Peraturan tentang hutan adat bahkan tertuang juga loh dalam LHK No. 21 Tahun 2019.
Wilayah Papua pun pasti juga punya hukum atau aturan adatnya sendiri.
Wawasan Lingkungan Perlu Dikaji
Sebenarnya apakah kita akan masuk kembali ke krisis ekologi di tahun 1970?
Arne Naess sampai harus bersuara mewujudkan ekosentrisme.
Deep Ecology juga menawarkan pemikiran bahwa lingkungan itu juga berjiwa, menanamkan radikalis berpikir.
Seorang filsuf David Abram saja juga mengagumi keanekaragaman hayati alam.

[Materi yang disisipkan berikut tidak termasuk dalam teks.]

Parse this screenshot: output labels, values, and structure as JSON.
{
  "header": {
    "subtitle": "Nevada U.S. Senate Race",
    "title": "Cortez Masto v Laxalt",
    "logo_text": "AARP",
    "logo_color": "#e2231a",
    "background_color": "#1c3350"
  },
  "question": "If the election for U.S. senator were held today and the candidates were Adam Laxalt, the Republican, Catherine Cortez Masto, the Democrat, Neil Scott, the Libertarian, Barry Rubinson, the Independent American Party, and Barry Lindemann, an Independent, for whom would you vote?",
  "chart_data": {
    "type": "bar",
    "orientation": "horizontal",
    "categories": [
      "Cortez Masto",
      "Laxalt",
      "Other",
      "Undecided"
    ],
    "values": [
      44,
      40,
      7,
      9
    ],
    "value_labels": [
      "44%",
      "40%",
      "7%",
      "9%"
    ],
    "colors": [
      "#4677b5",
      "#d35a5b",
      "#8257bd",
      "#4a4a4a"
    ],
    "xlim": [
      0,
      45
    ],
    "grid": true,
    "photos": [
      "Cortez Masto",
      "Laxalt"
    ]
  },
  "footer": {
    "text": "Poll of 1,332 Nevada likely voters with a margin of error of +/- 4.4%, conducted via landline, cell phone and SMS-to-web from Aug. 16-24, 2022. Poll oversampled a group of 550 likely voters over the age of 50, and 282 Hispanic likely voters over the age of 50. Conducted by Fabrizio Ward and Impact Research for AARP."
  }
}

Papua itu beraneka macam flora dan faunanya.
Kekayaan Papua
Melansir situs mongabay, Papua menjadi wilayah yang keberagamannya tertinggi di dunia.
Bayangin 20.000 spesies tanaman, luasnya aja 94,1 juta hektar!
Hutan adat juga sebagai lahan bekerja utama bagi warga setempat.
Mereka sangat bergntung pada hutan, 118,963 jiwa yang nasibnya ditentukan oleh hutan.
137.672 memiliki usaha yang bersumber dari area hutan.
Saya kagum dengan warganet yang dengan siaga mendukung Papua, dengan hastagnya All Eyes Of Papua.
Tapi apakah suara kita akan menjadi pertimbangan di tengah-tengah raksasa penanam modal dan saham?